Replica methods for loopy sparse random graphs

TL;DR

This paper introduces a new statistical mechanical formalism for analyzing random graphs with many short loops, extending existing theories for tree-like graphs and suggesting adaptations for message passing algorithms.

Contribution

The paper develops a novel replica-based formalism for loopy sparse random graphs, incorporating degree and spectrum constraints, and explores implications for message passing algorithms.

Findings

Formalism recovers known results for tree-like graphs

Suggests how to adapt message passing algorithms for loopy graphs

Provides insights into spin systems on loopy architectures

Abstract

I report on the development of a novel statistical mechanical formalism for the analysis of random graphs with many short loops, and processes on such graphs.
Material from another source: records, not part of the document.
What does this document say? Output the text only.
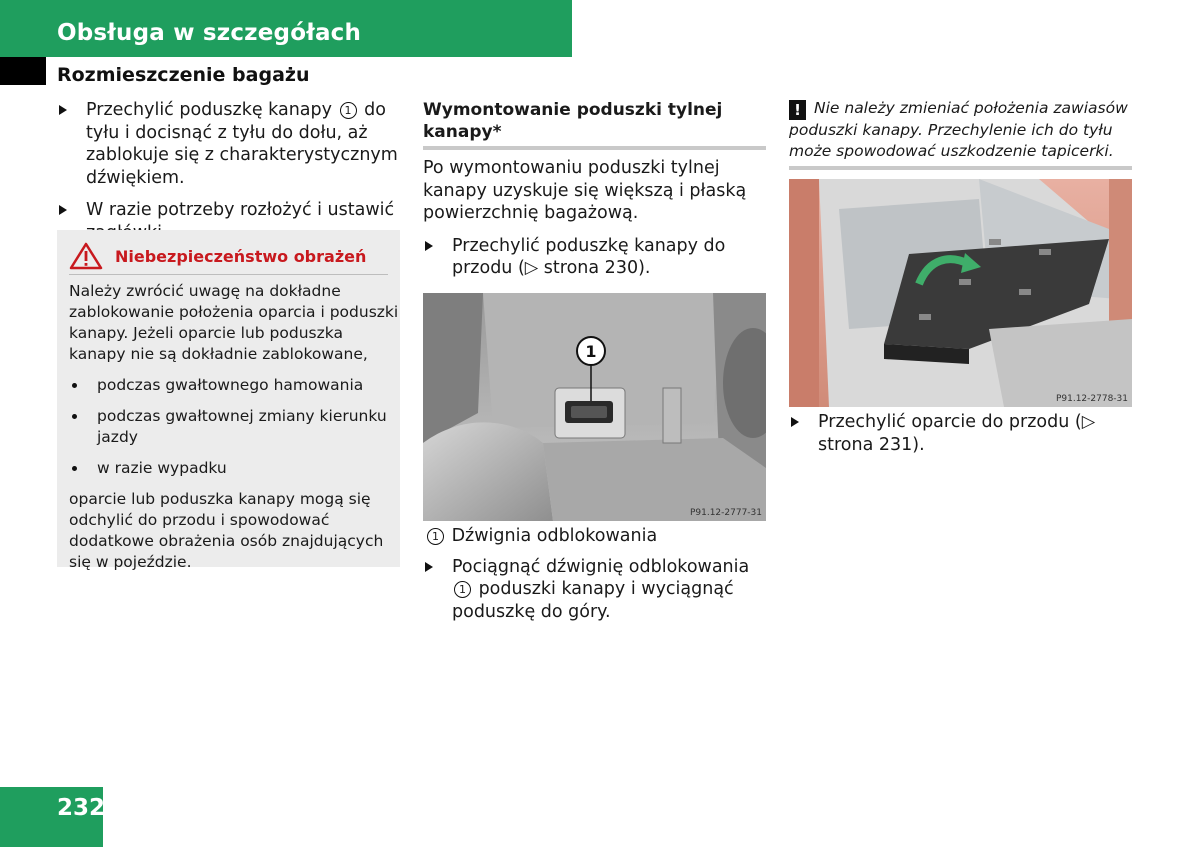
Obsługa w szczegółach
Rozmieszczenie bagażu
Przechylić poduszkę kanapy 1 do tyłu i docisnąć z tyłu do dołu, aż zablokuje się z charakterystycznym dźwiękiem.
W razie potrzeby rozłożyć i ustawić
Niebezpieczeństwo obrażeń

Należy zwrócić uwagę na dokładne zablokowanie położenia oparcia i poduszki kanapy. Jeżeli oparcie lub poduszka kanapy nie są dokładnie zablokowane,

podczas gwałtownego hamowania
podczas gwałtownej zmiany kierunku jazdy
w razie wypadku

oparcie lub poduszka kanapy mogą się odchylić do przodu i spowodować dodatkowe obrażenia osób znajdujących się w pojeździe.

Wymontowanie poduszki tylnej kanapy*
Po wymontowaniu poduszki tylnej kanapy uzyskuje się większą i płaską powierzchnię bagażową.
Przechylić poduszkę kanapy do przodu (▷ strona 230).
1
P91.12-2777-31
1 Dźwignia odblokowania
Pociągnąć dźwignię odblokowania 1 poduszki kanapy i wyciągnąć poduszkę do góry.
! Nie należy zmieniać położenia zawiasów poduszki kanapy. Przechylenie ich do tyłu może spowodować uszkodzenie tapicerki.
P91.12-2778-31
Przechylić oparcie do przodu (▷ strona 231).
232
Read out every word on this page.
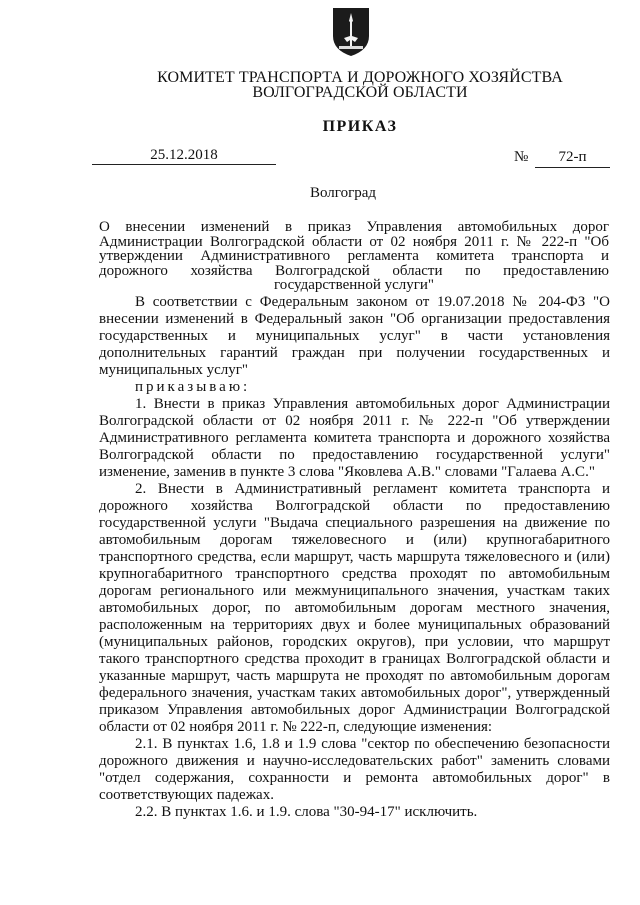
КОМИТЕТ ТРАНСПОРТА И ДОРОЖНОГО ХОЗЯЙСТВА
ВОЛГОГРАДСКОЙ ОБЛАСТИ
ПРИКАЗ
25.12.2018	№	72-п
Волгоград
О внесении изменений в приказ Управления автомобильных дорог Администрации Волгоградской области от 02 ноября 2011 г. № 222-п "Об утверждении Административного регламента комитета транспорта и дорожного хозяйства Волгоградской области по предоставлению государственной услуги"

В соответствии с Федеральным законом от 19.07.2018 № 204-ФЗ "О внесении изменений в Федеральный закон "Об организации предоставления государственных и муниципальных услуг" в части установления дополнительных гарантий граждан при получении государственных и муниципальных услуг"

приказываю:

1. Внести в приказ Управления автомобильных дорог Администрации Волгоградской области от 02 ноября 2011 г. № 222-п "Об утверждении Административного регламента комитета транспорта и дорожного хозяйства Волгоградской области по предоставлению государственной услуги" изменение, заменив в пункте 3 слова "Яковлева А.В." словами "Галаева А.С."

2. Внести в Административный регламент комитета транспорта и дорожного хозяйства Волгоградской области по предоставлению государственной услуги "Выдача специального разрешения на движение по автомобильным дорогам тяжеловесного и (или) крупногабаритного транспортного средства, если маршрут, часть маршрута тяжеловесного и (или) крупногабаритного транспортного средства проходят по автомобильным дорогам регионального или межмуниципального значения, участкам таких автомобильных дорог, по автомобильным дорогам местного значения, расположенным на территориях двух и более муниципальных образований (муниципальных районов, городских округов), при условии, что маршрут такого транспортного средства проходит в границах Волгоградской области и указанные маршрут, часть маршрута не проходят по автомобильным дорогам федерального значения, участкам таких автомобильных дорог", утвержденный приказом Управления автомобильных дорог Администрации Волгоградской области от 02 ноября 2011 г. № 222-п, следующие изменения:

2.1. В пунктах 1.6, 1.8 и 1.9 слова "сектор по обеспечению безопасности дорожного движения и научно-исследовательских работ" заменить словами "отдел содержания, сохранности и ремонта автомобильных дорог" в соответствующих падежах.

2.2. В пунктах 1.6. и 1.9. слова "30-94-17" исключить.
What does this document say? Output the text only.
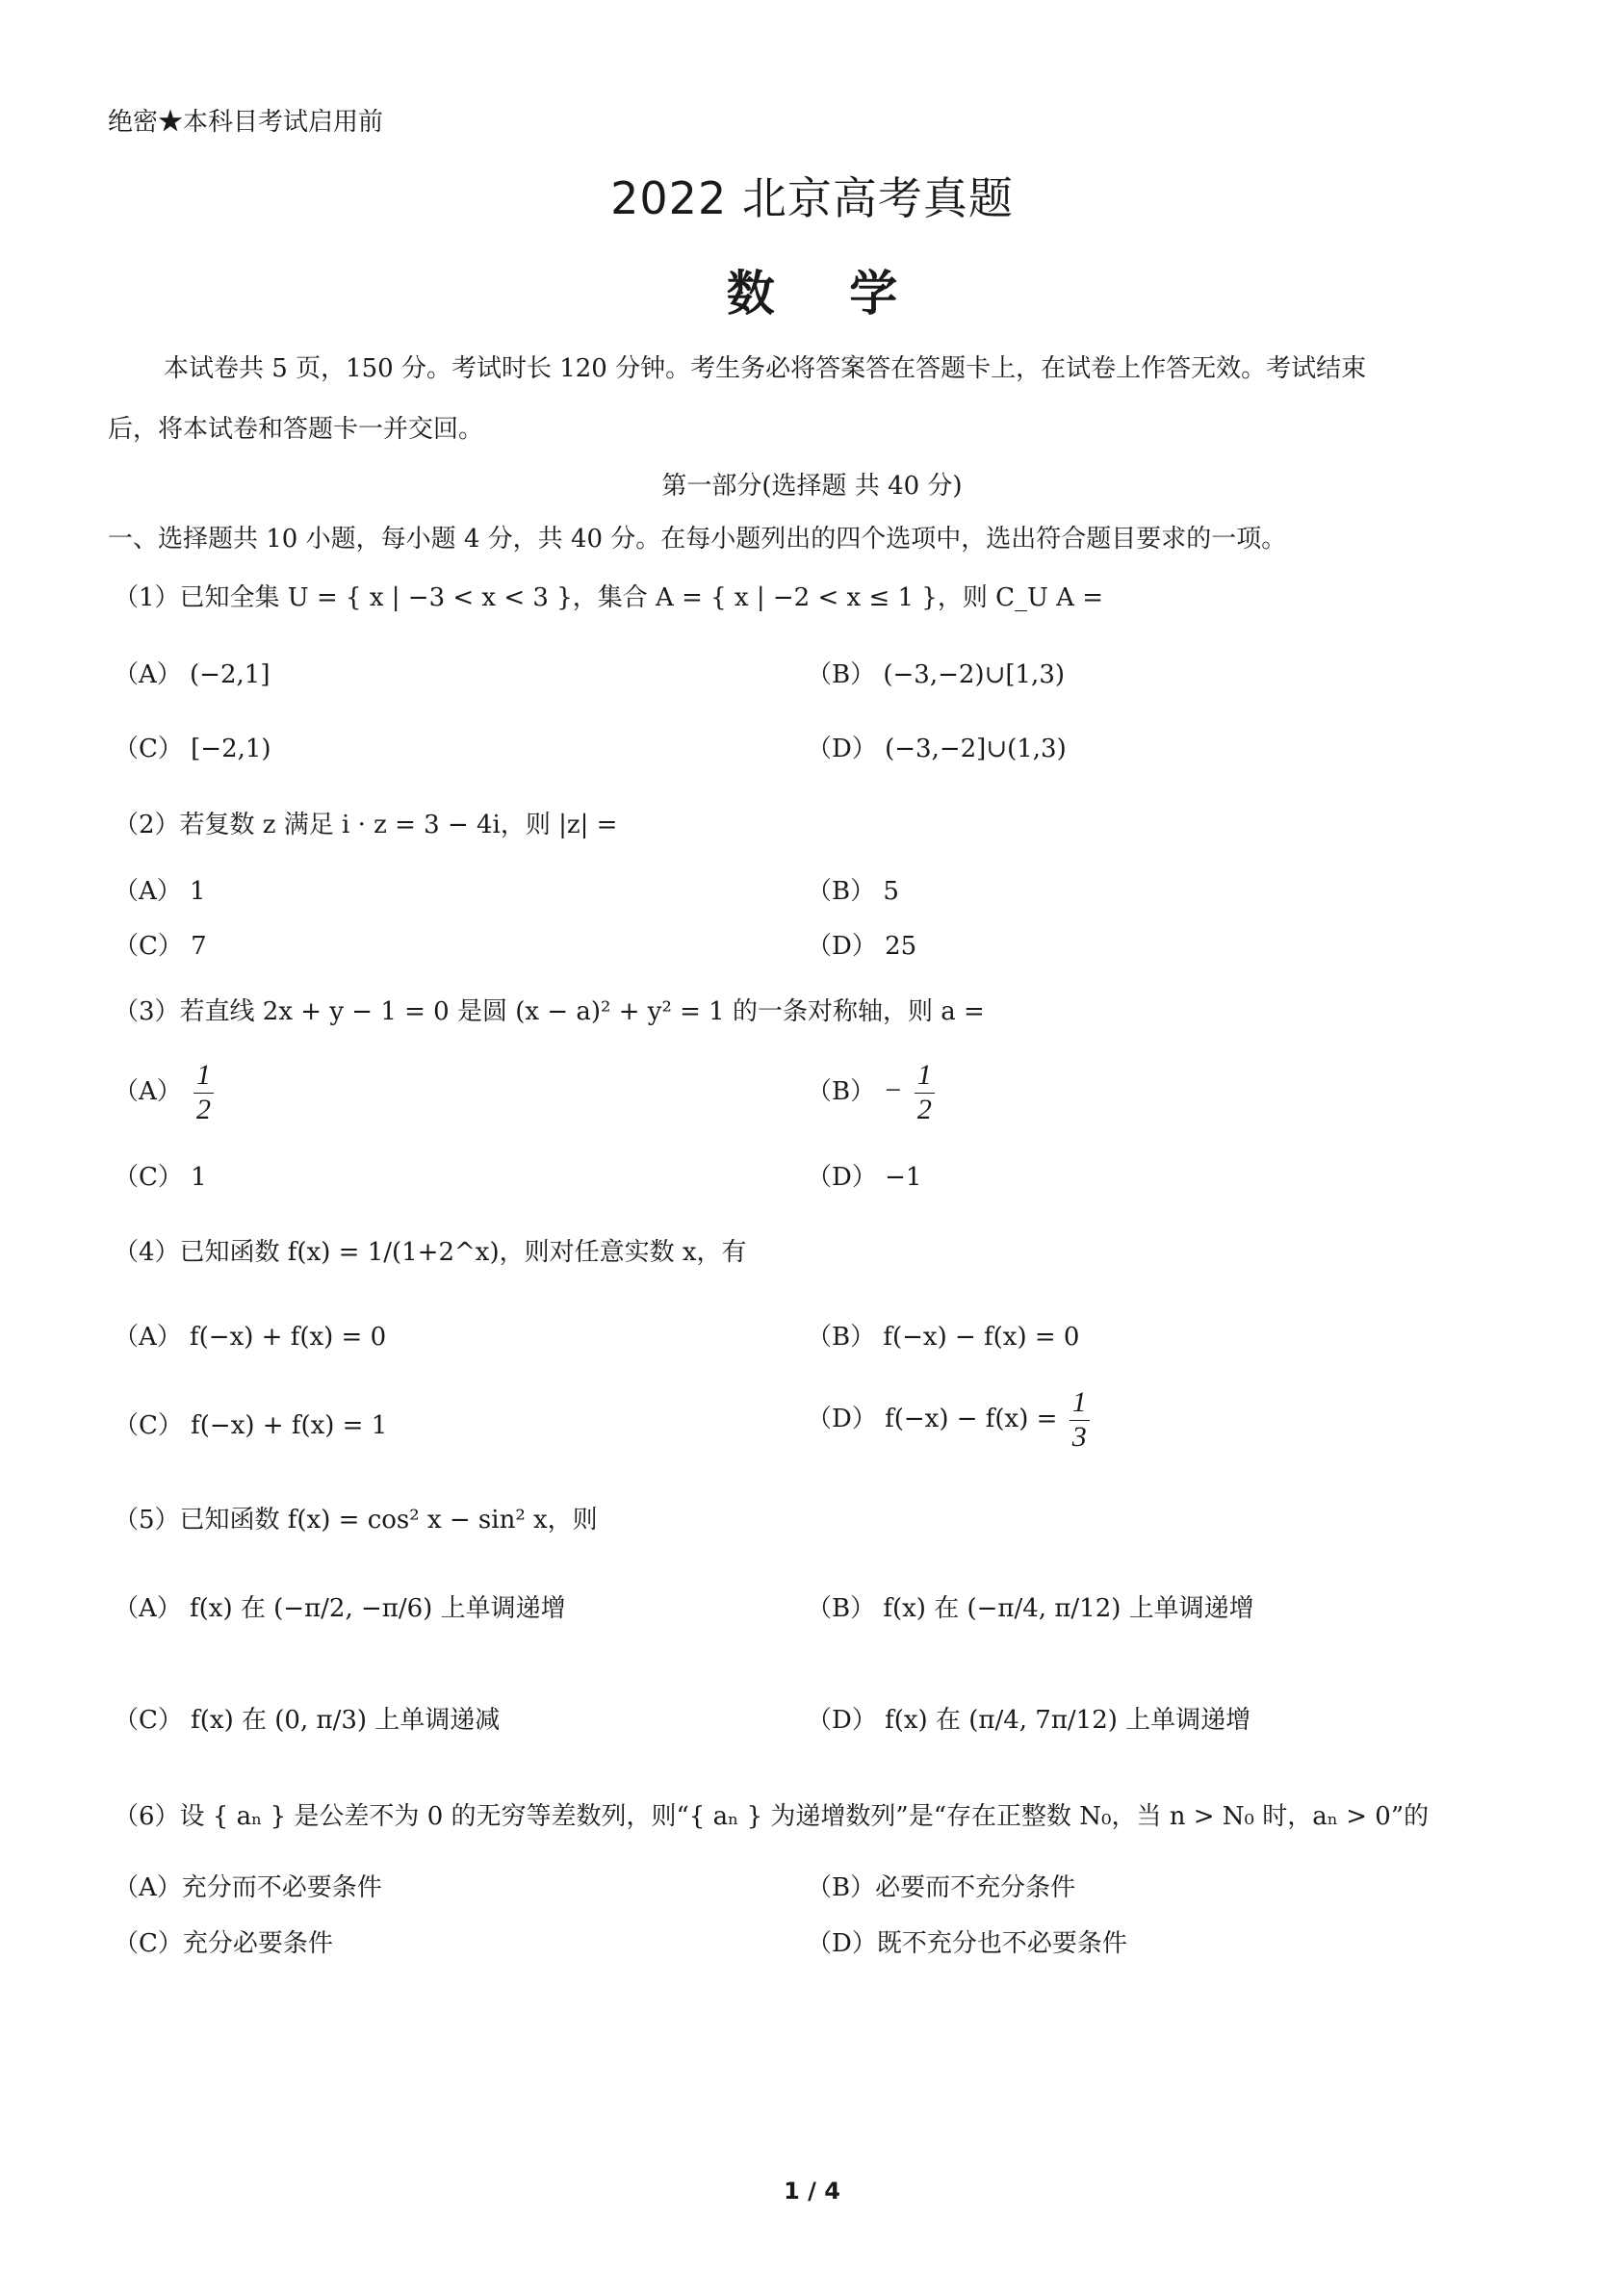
绝密★本科目考试启用前
2022 北京高考真题
数 学
本试卷共 5 页，150 分。考试时长 120 分钟。考生务必将答案答在答题卡上，在试卷上作答无效。考试结束
后，将本试卷和答题卡一并交回。
第一部分(选择题 共 40 分)
一、选择题共 10 小题，每小题 4 分，共 40 分。在每小题列出的四个选项中，选出符合题目要求的一项。
（1）已知全集 U = { x | −3 < x < 3 }，集合 A = { x | −2 < x ≤ 1 }，则 C_U A =
（A） (−2,1]	（B） (−3,−2)∪[1,3)
（C） [−2,1)	（D） (−3,−2]∪(1,3)
（2）若复数 z 满足 i · z = 3 − 4i，则 |z| =
（A） 1	（B） 5
（C） 7	（D） 25
（3）若直线 2x + y − 1 = 0 是圆 (x − a)² + y² = 1 的一条对称轴，则 a =
$(A) \frac{1}{2}$	$(B) - \frac{1}{2}$
（C） 1	（D） −1
（4）已知函数 f(x) = 1/(1+2^x)，则对任意实数 x，有
（A） f(−x) + f(x) = 0	（B） f(−x) − f(x) = 0
（C） f(−x) + f(x) = 1	（D） $f(-x) - f(x) = \frac{1}{3}$
（5）已知函数 f(x) = cos² x − sin² x，则
（A） f(x) 在 (−π/2, −π/6) 上单调递增	（B） f(x) 在 (−π/4, π/12) 上单调递增
（C） f(x) 在 (0, π/3) 上单调递减	（D） f(x) 在 (π/4, 7π/12) 上单调递增
（6）设 { aₙ } 是公差不为 0 的无穷等差数列，则“{ aₙ } 为递增数列”是“存在正整数 N₀，当 n > N₀ 时，aₙ > 0”的
（A）充分而不必要条件	（B）必要而不充分条件
（C）充分必要条件	（D）既不充分也不必要条件
1 / 4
The graphs are defined via maximum entropy ensembles, in which both the degrees (via hard constraints) and the adjacency matrix spectrum (via a soft constraint) are prescribed. The sum over graphs can be done analytically, using a replica formalism with complex replica dimensions. All known results for tree-like graphs are recovered in a suitable limit. For loopy graphs, the emerging theory has an appealing and intuitive structure, suggests how message passing algorithms should be adapted, and what is the structure of theories describing spin systems on loopy architectures. However, the formalism is still largely untested, and may require further adjustment and refinement.